Sudan: US-Saudi brokered ceasefire begins with reports of continued fighting

Deal to stop violence comes as journalists’ syndicate accuses paramilitary group of targeting reporters

A weeklong ceasefire in Sudan intended to allow the delivery of humanitarian aid got off to a shaky start on Monday evening as witnesses in the capital, Khartoum, reported fighter jets over the city and continued fighting in some areas.

The US and Saudi Arabia announced the deal to stop six weeks of fighting, saying it would come into force at 9.45pm (7.45pm BST). World powers had put pressure on the army and the rival paramilitary Rapid Support Forces to sign a deal. Previous attempts have fallen apart.

Heavy bombardments could be heard in east Khartoum, witnesses said, and one resident shared a picture of thick black smoke rising into the sky. In Omdurman and Bahri, twin cities adjoining Khartoum, shooting could reportedly still be heard.

In the hours before the ceasefire went into effect, the army conducted heavy airstrikes across the capital, Khartoum, against its paramilitary rivals.

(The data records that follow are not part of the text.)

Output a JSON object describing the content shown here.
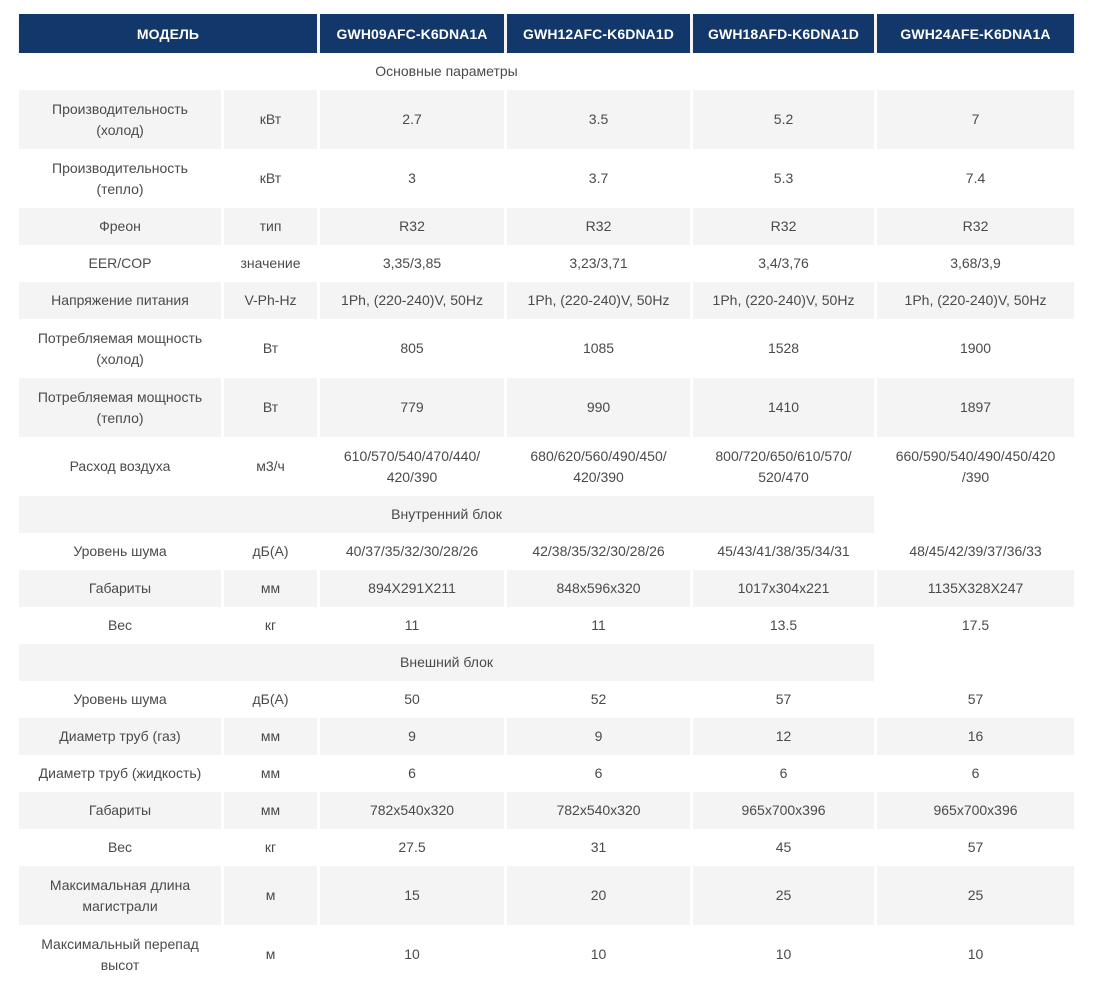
{
  "colors": {
    "header_bg": "#12386B",
    "header_text": "#FFFFFF",
    "zebra_row": "#F4F4F4",
    "body_text": "#4A4A4A"
  },
  "header": {
    "model_label": "МОДЕЛЬ",
    "models": [
      "GWH09AFC-K6DNA1A",
      "GWH12AFC-K6DNA1D",
      "GWH18AFD-K6DNA1D",
      "GWH24AFE-K6DNA1A"
    ]
  },
  "rows": [
    {
      "type": "section",
      "label": "Основные параметры"
    },
    {
      "label": "Производительность (холод)",
      "unit": "кВт",
      "values": [
        "2.7",
        "3.5",
        "5.2",
        "7"
      ]
    },
    {
      "label": "Производительность (тепло)",
      "unit": "кВт",
      "values": [
        "3",
        "3.7",
        "5.3",
        "7.4"
      ]
    },
    {
      "label": "Фреон",
      "unit": "тип",
      "values": [
        "R32",
        "R32",
        "R32",
        "R32"
      ]
    },
    {
      "label": "EER/COP",
      "unit": "значение",
      "values": [
        "3,35/3,85",
        "3,23/3,71",
        "3,4/3,76",
        "3,68/3,9"
      ]
    },
    {
      "label": "Напряжение питания",
      "unit": "V-Ph-Hz",
      "values": [
        "1Ph, (220-240)V, 50Hz",
        "1Ph, (220-240)V, 50Hz",
        "1Ph, (220-240)V, 50Hz",
        "1Ph, (220-240)V, 50Hz"
      ]
    },
    {
      "label": "Потребляемая мощность (холод)",
      "unit": "Вт",
      "values": [
        "805",
        "1085",
        "1528",
        "1900"
      ]
    },
    {
      "label": "Потребляемая мощность (тепло)",
      "unit": "Вт",
      "values": [
        "779",
        "990",
        "1410",
        "1897"
      ]
    },
    {
      "label": "Расход воздуха",
      "unit": "м3/ч",
      "values": [
        "610/570/540/470/440/ 420/390",
        "680/620/560/490/450/ 420/390",
        "800/720/650/610/570/ 520/470",
        "660/590/540/490/450/420 /390"
      ]
    },
    {
      "type": "section",
      "label": "Внутренний блок"
    },
    {
      "label": "Уровень шума",
      "unit": "дБ(А)",
      "values": [
        "40/37/35/32/30/28/26",
        "42/38/35/32/30/28/26",
        "45/43/41/38/35/34/31",
        "48/45/42/39/37/36/33"
      ]
    },
    {
      "label": "Габариты",
      "unit": "мм",
      "values": [
        "894X291X211",
        "848x596x320",
        "1017x304x221",
        "1135X328X247"
      ]
    },
    {
      "label": "Вес",
      "unit": "кг",
      "values": [
        "11",
        "11",
        "13.5",
        "17.5"
      ]
    },
    {
      "type": "section",
      "label": "Внешний блок"
    },
    {
      "label": "Уровень шума",
      "unit": "дБ(А)",
      "values": [
        "50",
        "52",
        "57",
        "57"
      ]
    },
    {
      "label": "Диаметр труб (газ)",
      "unit": "мм",
      "values": [
        "9",
        "9",
        "12",
        "16"
      ]
    },
    {
      "label": "Диаметр труб (жидкость)",
      "unit": "мм",
      "values": [
        "6",
        "6",
        "6",
        "6"
      ]
    },
    {
      "label": "Габариты",
      "unit": "мм",
      "values": [
        "782x540x320",
        "782x540x320",
        "965x700x396",
        "965x700x396"
      ]
    },
    {
      "label": "Вес",
      "unit": "кг",
      "values": [
        "27.5",
        "31",
        "45",
        "57"
      ]
    },
    {
      "label": "Максимальная длина магистрали",
      "unit": "м",
      "values": [
        "15",
        "20",
        "25",
        "25"
      ]
    },
    {
      "label": "Максимальный перепад высот",
      "unit": "м",
      "values": [
        "10",
        "10",
        "10",
        "10"
      ]
    }
  ]
}
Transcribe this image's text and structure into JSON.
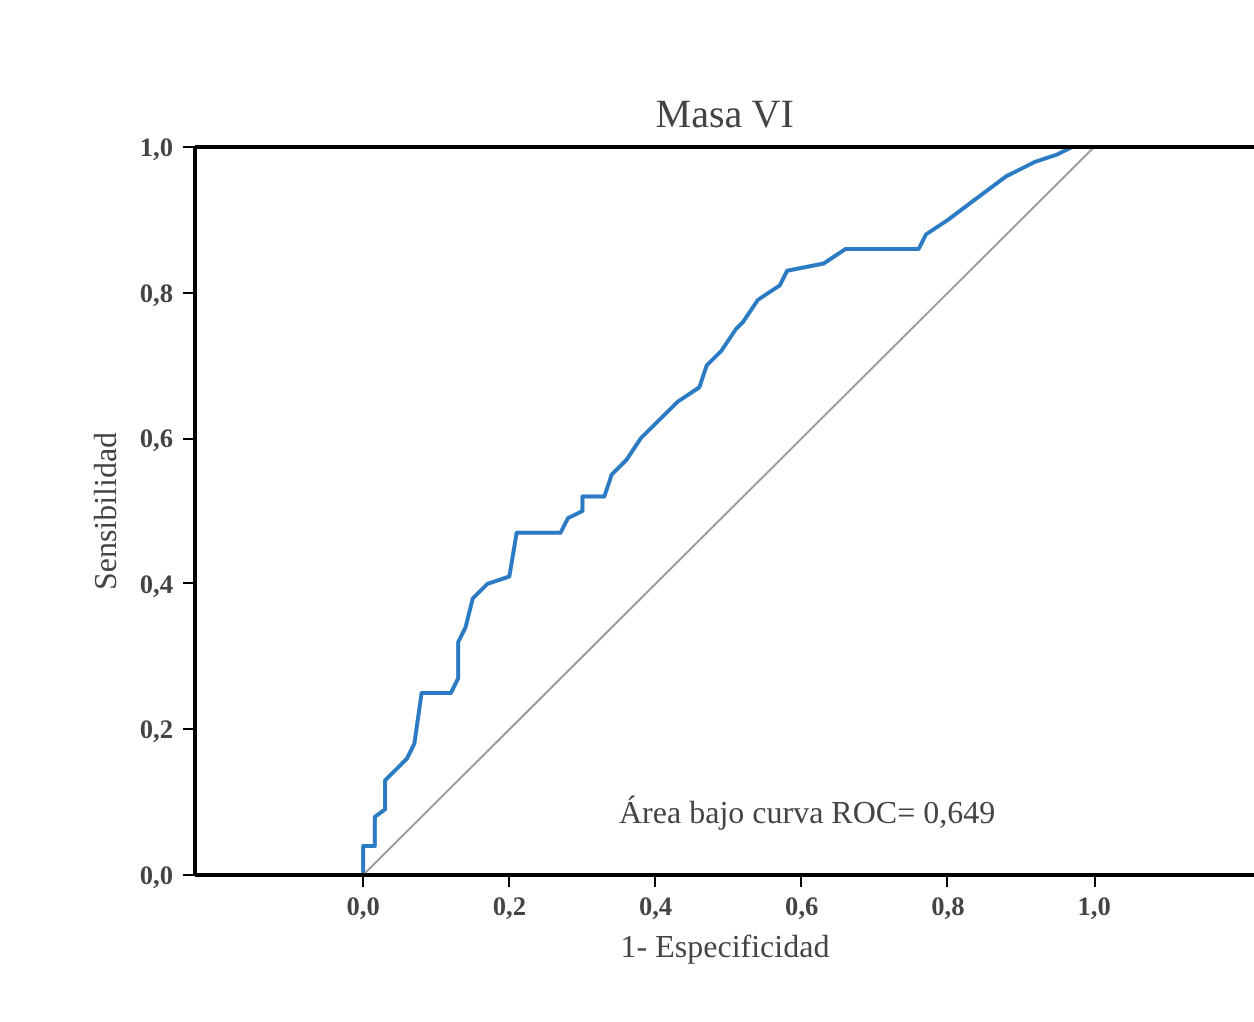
{
  "chart_data": {
    "type": "line",
    "title": "Masa VI",
    "xlabel": "1- Especificidad",
    "ylabel": "Sensibilidad",
    "xlim": [
      -0.23,
      1.22
    ],
    "ylim": [
      0,
      1
    ],
    "xticks": [
      {
        "value": 0,
        "label": "0,0"
      },
      {
        "value": 0.2,
        "label": "0,2"
      },
      {
        "value": 0.4,
        "label": "0,4"
      },
      {
        "value": 0.6,
        "label": "0,6"
      },
      {
        "value": 0.8,
        "label": "0,8"
      },
      {
        "value": 1,
        "label": "1,0"
      }
    ],
    "yticks": [
      {
        "value": 0,
        "label": "0,0"
      },
      {
        "value": 0.2,
        "label": "0,2"
      },
      {
        "value": 0.4,
        "label": "0,4"
      },
      {
        "value": 0.6,
        "label": "0,6"
      },
      {
        "value": 0.8,
        "label": "0,8"
      },
      {
        "value": 1,
        "label": "1,0"
      }
    ],
    "grid": false,
    "annotations": [
      "Área bajo curva ROC= 0,649"
    ],
    "series": [
      {
        "color": "#2b7bc4",
        "x": [
          0,
          0,
          0.016,
          0.016,
          0.03,
          0.03,
          0.05,
          0.06,
          0.07,
          0.08,
          0.12,
          0.13,
          0.13,
          0.14,
          0.15,
          0.17,
          0.2,
          0.21,
          0.27,
          0.28,
          0.3,
          0.3,
          0.33,
          0.34,
          0.36,
          0.38,
          0.41,
          0.43,
          0.46,
          0.47,
          0.49,
          0.51,
          0.52,
          0.54,
          0.57,
          0.58,
          0.63,
          0.66,
          0.76,
          0.77,
          0.8,
          0.84,
          0.88,
          0.92,
          0.95,
          0.97
        ],
        "values": [
          0,
          0.04,
          0.04,
          0.08,
          0.09,
          0.13,
          0.15,
          0.16,
          0.18,
          0.25,
          0.25,
          0.27,
          0.32,
          0.34,
          0.38,
          0.4,
          0.41,
          0.47,
          0.47,
          0.49,
          0.5,
          0.52,
          0.52,
          0.55,
          0.57,
          0.6,
          0.63,
          0.65,
          0.67,
          0.7,
          0.72,
          0.75,
          0.76,
          0.79,
          0.81,
          0.83,
          0.84,
          0.86,
          0.86,
          0.88,
          0.9,
          0.93,
          0.96,
          0.98,
          0.99,
          1.0
        ]
      },
      {
        "color": "#999999",
        "x": [
          0,
          1
        ],
        "values": [
          0,
          1
        ]
      }
    ]
  }
}
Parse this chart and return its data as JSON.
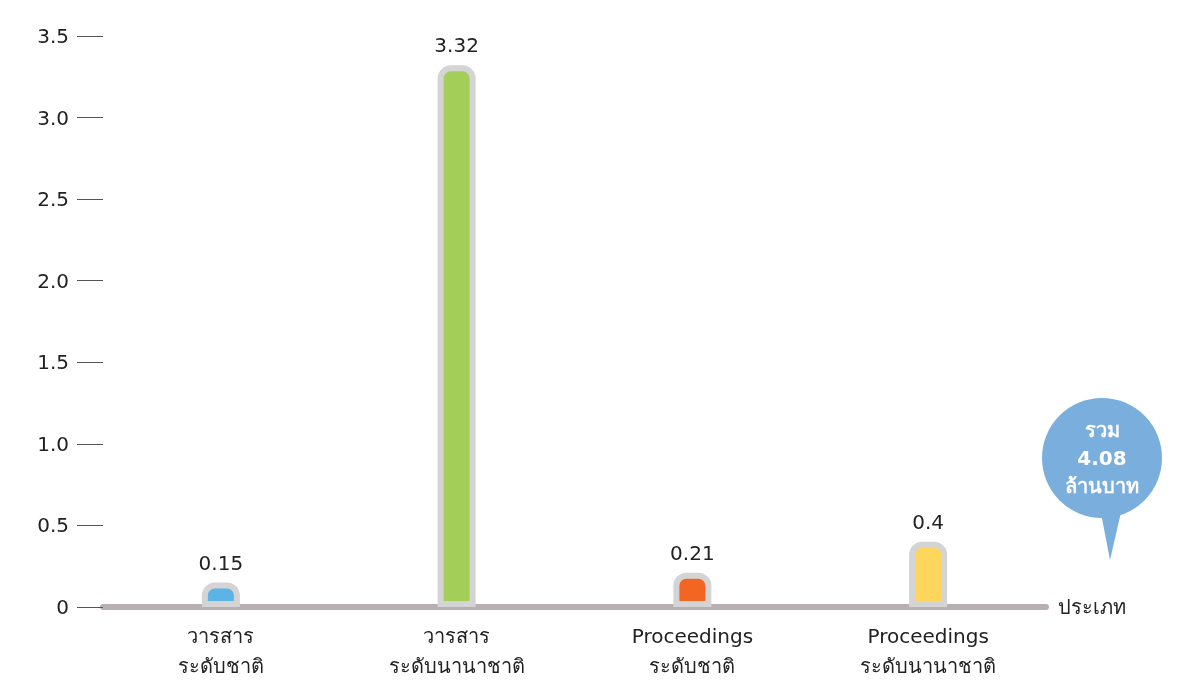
{
  "chart_data": {
    "type": "bar",
    "xlabel": "ประเภท",
    "categories": [
      "วารสาร\nระดับชาติ",
      "วารสาร\nระดับนานาชาติ",
      "Proceedings\nระดับชาติ",
      "Proceedings\nระดับนานาชาติ"
    ],
    "values": [
      0.15,
      3.32,
      0.21,
      0.4
    ],
    "colors": [
      "#5bb4e5",
      "#a3cf58",
      "#f26522",
      "#ffd65c"
    ],
    "ylim": [
      0,
      3.5
    ],
    "yticks": [
      0,
      0.5,
      {
        "value": 1,
        "label": "1.0"
      },
      1.5,
      {
        "value": 2,
        "label": "2.0"
      },
      2.5,
      {
        "value": 3,
        "label": "3.0"
      },
      3.5
    ],
    "data_labels": true,
    "grid": false,
    "annotations": [
      "รวม\n4.08\nล้านบาท"
    ]
  }
}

Although fighting has continued through previous ceasefires, this was the first to be formally agreed after negotiations.

Fighting has pitted the Sudanese army, led by Gen Abdel Fattah al-Burhan, against the RSF, led by Burhan’s former deputy Mohamed Hamdan Dagalo. More than a million people have been displaced, and millions more trapped with limited access to water, electricity and medicine.

The ceasefire deal includes for the first time a monitoring mechanism involving the army and the RSF as well as representatives from Saudi Arabia and the US, which brokered the agreement after talks in Jeddah.

Shortly before the ceasefire was due to take effect, the RSF released an audio message from Dagalo in which he thanked Saudi Arabia and the US but urged his men on to victory.

“We will not retreat until we end this coup,” he said.

Aid agencies have struggled to operate amid the violence, with facilities attacked during the conflict. The Sudanese Journalists’ Syndicate has accused the RSF of robbing and attacking reporters. Ahmed Fadol, a reporter, and Rashid Jibril, a freelance videographer, at Al Jazeera were beaten along with their relatives who were in an apartment when RSF soldiers raided it last week, the syndicate said.

“The journalists’ syndicate rejects targeting and terrorising the journalists and holds the parties of the armed conflict full responsibility of their safety while they are working in extremely complex conditions,” the syndicate said in a statement.

In West Darfur state, Inaam Elnour, a journalist, was injured and three of her brothers were killed when a shell targeted her house in el-Geinana last week, with 2,000 other people killed during clashes between the armed forces since 15 April.

In South Darfur state’s capital city, Neyala, two journalists were assaulted; Khalid Sharaf was injured on his arm and leg by a missile that targeted his house on Sunday; and Eissa Dafaallah was arrested and beaten by the RSF while he was covering the looting and burning of a market. Dafaallah was later released after being accused of working for the army intelligence.

Other local journalists, some working with regional media outlets, complained that their names were put on a list accusing them of supporting the RSF.